I’m a life-long technologist and “putter together of things”… my family will also tell you I’m a gadget geek…


In 1977 I received for Christmas a “150 Project” electronic set. I spent hours going through the manual for each project page by page. Connecting blue wires and red wires to springs attached to the backboard, the springs themselves connecting to electronic components. I built crystal radios, calculators, created various different sounds and controlled an LED. Thus began my interest in all things electronic.

1979 – 1982

Later, during my parents’ rustic living in the woods without electricity days, I hooked up car stereos to 12V batteries wiring speakers throughout the house to ensure that all could enjoy non-stop music (my other blossoming passion).  This was often better than trying to figure out how to get new AA batteries for my Walkman when re-chargables were not invented yet.

Then, tired of manually bringing water into the cabin, I engineered a method to bring in water from the nearby creek.  I connected a series of garden hoses together long enough to reach from the water source to the cabin.  On one end I attached a funnel made from a 2-liter bottle, stuck it into the creek and weighted it with rocks.  The hoses were laced through the trees, down the hill, across the open meadow and to the cabin where the other end was attached to a faucet on the deck.  Not only did this provide running water during the summer months, but it also had the benefit of being very hot water as the water filled hose soaked up the sun and heated the water.

The hot water was an unplanned for side effect and led me to work on another project . Taking old barn wood, tin roofing material, windows from a camper shell and assorted other recycled items my Dad and I built a solar water heater for the cabin.

I also completely rebuilt a 1970 Volkswagen Beetle engine as part of a weeklong informal apprenticeship. I spent each day during the week working side by side with a mechanic with a copy of How to Keep Your Volkswagen Alive : A Manual of Step-By-Step Procedures for the Compleat Idiot. This later became my first car to which I added an auto-reverse cassette deck, equalizer, four speakers and an air horn.



I received a Commodore 64 as a gift and quickly set off to learn BASIC so I could control color and move sprites around on the screen.  I bought a small NTSC monitor so that my programming didn’t interrupt everyone else’s TV time and I bought a tape drive to save my experiments.


I obtained my Radio Operator’s Permit from the FCC and was hired part-time at a local talk radio station as an engineer.  Here I learned how to run a circa-1960’s radio control board, read and log antennae output, splice audio and create advertising spots.

I continued to work part-time at the station for the next three years.

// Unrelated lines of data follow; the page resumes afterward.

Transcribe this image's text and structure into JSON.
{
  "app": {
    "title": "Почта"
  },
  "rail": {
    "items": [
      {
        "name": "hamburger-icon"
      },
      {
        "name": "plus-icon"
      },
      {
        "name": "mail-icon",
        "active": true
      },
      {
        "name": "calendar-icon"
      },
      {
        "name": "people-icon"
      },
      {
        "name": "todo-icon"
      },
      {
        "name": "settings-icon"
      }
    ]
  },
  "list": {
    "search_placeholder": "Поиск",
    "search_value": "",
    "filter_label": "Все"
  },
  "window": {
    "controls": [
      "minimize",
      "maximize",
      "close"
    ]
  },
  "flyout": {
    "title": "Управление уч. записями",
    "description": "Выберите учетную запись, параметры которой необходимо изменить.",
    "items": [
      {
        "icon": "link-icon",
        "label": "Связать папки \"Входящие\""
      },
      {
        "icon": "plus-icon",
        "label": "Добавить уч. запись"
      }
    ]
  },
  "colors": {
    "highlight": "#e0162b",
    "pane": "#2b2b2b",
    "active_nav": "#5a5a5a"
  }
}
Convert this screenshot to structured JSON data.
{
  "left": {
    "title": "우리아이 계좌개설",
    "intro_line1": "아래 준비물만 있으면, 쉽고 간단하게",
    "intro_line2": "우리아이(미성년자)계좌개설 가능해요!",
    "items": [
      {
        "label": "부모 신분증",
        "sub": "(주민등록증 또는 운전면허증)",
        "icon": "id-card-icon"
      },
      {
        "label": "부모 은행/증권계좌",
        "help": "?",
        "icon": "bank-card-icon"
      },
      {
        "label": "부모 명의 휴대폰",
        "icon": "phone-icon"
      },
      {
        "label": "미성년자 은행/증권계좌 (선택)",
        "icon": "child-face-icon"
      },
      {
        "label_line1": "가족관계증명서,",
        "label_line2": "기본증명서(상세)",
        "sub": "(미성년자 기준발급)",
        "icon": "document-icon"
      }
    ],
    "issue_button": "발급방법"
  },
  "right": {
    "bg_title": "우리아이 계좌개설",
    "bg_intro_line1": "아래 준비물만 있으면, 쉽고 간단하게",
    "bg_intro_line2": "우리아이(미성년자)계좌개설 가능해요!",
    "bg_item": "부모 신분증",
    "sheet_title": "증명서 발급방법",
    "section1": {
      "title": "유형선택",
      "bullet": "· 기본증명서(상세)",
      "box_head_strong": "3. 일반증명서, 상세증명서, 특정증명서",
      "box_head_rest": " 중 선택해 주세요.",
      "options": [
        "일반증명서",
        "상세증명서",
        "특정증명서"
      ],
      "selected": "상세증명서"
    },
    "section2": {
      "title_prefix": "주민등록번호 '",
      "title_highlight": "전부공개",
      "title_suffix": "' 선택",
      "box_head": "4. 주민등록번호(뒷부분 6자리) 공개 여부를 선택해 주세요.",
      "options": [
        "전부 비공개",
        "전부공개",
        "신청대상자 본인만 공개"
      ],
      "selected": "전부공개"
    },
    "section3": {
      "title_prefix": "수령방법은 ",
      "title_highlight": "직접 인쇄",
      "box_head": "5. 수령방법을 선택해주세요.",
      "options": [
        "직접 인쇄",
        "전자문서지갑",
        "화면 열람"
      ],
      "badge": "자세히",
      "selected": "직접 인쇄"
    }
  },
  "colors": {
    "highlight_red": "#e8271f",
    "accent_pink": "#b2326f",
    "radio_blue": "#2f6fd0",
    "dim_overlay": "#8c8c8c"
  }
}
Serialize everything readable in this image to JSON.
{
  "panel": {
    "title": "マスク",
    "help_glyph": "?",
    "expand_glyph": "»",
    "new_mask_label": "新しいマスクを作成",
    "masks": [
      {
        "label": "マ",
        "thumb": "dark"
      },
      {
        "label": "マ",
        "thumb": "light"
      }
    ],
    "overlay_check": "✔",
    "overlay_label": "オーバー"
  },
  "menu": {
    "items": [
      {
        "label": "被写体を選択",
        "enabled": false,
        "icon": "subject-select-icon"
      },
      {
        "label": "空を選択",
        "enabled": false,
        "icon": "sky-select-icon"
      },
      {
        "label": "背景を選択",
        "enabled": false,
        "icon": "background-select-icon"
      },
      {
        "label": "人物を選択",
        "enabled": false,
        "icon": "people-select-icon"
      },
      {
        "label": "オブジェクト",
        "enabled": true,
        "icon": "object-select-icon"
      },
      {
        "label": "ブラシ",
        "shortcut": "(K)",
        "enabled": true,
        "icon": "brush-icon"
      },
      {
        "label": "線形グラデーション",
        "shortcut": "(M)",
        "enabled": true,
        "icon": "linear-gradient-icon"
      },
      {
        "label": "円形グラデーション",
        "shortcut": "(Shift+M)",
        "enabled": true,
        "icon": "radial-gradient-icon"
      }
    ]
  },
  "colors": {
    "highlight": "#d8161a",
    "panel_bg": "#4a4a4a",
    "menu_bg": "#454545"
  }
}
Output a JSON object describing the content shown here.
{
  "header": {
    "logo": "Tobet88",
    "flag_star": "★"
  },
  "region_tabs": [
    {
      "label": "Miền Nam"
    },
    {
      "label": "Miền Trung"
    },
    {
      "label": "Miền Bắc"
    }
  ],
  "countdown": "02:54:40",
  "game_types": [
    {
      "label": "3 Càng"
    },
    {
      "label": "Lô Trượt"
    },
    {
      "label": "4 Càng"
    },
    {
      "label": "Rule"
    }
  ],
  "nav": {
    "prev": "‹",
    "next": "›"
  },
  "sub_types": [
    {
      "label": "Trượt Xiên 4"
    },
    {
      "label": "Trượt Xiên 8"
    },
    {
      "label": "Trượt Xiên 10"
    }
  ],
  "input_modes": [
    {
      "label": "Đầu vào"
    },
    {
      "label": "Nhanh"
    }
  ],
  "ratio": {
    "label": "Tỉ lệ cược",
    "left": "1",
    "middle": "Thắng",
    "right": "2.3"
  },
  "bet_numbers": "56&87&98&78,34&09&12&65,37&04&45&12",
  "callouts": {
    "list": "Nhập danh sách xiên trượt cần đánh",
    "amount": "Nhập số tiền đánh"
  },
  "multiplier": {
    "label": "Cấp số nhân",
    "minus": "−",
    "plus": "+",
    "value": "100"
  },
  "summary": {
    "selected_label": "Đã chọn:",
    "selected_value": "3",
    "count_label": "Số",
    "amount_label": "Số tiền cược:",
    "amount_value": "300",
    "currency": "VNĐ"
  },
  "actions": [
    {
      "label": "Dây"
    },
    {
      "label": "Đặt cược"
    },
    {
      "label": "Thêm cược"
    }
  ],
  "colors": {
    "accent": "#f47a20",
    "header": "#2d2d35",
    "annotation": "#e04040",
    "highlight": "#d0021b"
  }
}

Every Sunday from 8am until 4am I was the only one in charge at the station. Hosts and their guests would come in and I ran their entire program from intro music, through commercials and outgoing theme. For awhile I hosted my own 1-hour talk show that I named NewSpeak.


I bought a Commodore 128 as the Amiga that I really wanted was out of my price range. I used the 5 year old NTSC monitor I had purchased for the C64 on the new computer, but retired my old cassette drive. Purchasing a Commodore 1541-II Floppy Drive I learned how to program more extensive BASIC and wrote some entry level games using written tutorials (because online wasn’t a thing yet).


I began work as a telecommunications support specialist for Barnett Bank.  In this role I supported the IT department in two primary ways.  First, I programmed literal switches and individual telephone consoles for a county wide telecommunications equipment upgrade.  This included providing individualized training at the branch and office level for using the new phone system.

My second role was creating the monthly audit and billing for multiple switches, extensions and hard lines.  For this I used the department’s biggest and best workstation – a Mac SE30 with a whopping big 80MB hard drive.  This role had me learning MS Excel and programming in Microsoft’s early Macro language (way before vbscript).

The role also exposed me to the division’s video department where an SVP was putting together a new concept called Wait Station Videos.  I was asked to learn how to operate professional linear video photography and editing equipment to support the department.   This included learning MacroMedia’s Macromind Director which enabled computer generated graphics to be overlaid on the video as it was mastered.

In the end I co-produced and edited a half-dozen short video segments advertising new banking products to customers in the branch waiting for assistance from the staff.  One of the most unique advertisements was for a brand new concept in banking called the ATM card (now Debit card).


I was hired by Harris Corporation in Brevard County, Florida as an administrative temp.  I immediately contributed to the administrative team by creating network shares for important executive documents, creating an Excel based calendar that allowed administrative support to view & update executive calendars and providing desktop Mac support to anyone that asked.

By the end of the year the official desktop support team had heard of the support I was giving to executive management – I was hired away from the Government Aerospace division by the Air Traffic Control division with a promotion to my first actual paid computer support role.

Prior to my change of divisions I had begun to provide configuration management services to the team working on the International Space Station – Yes, that one.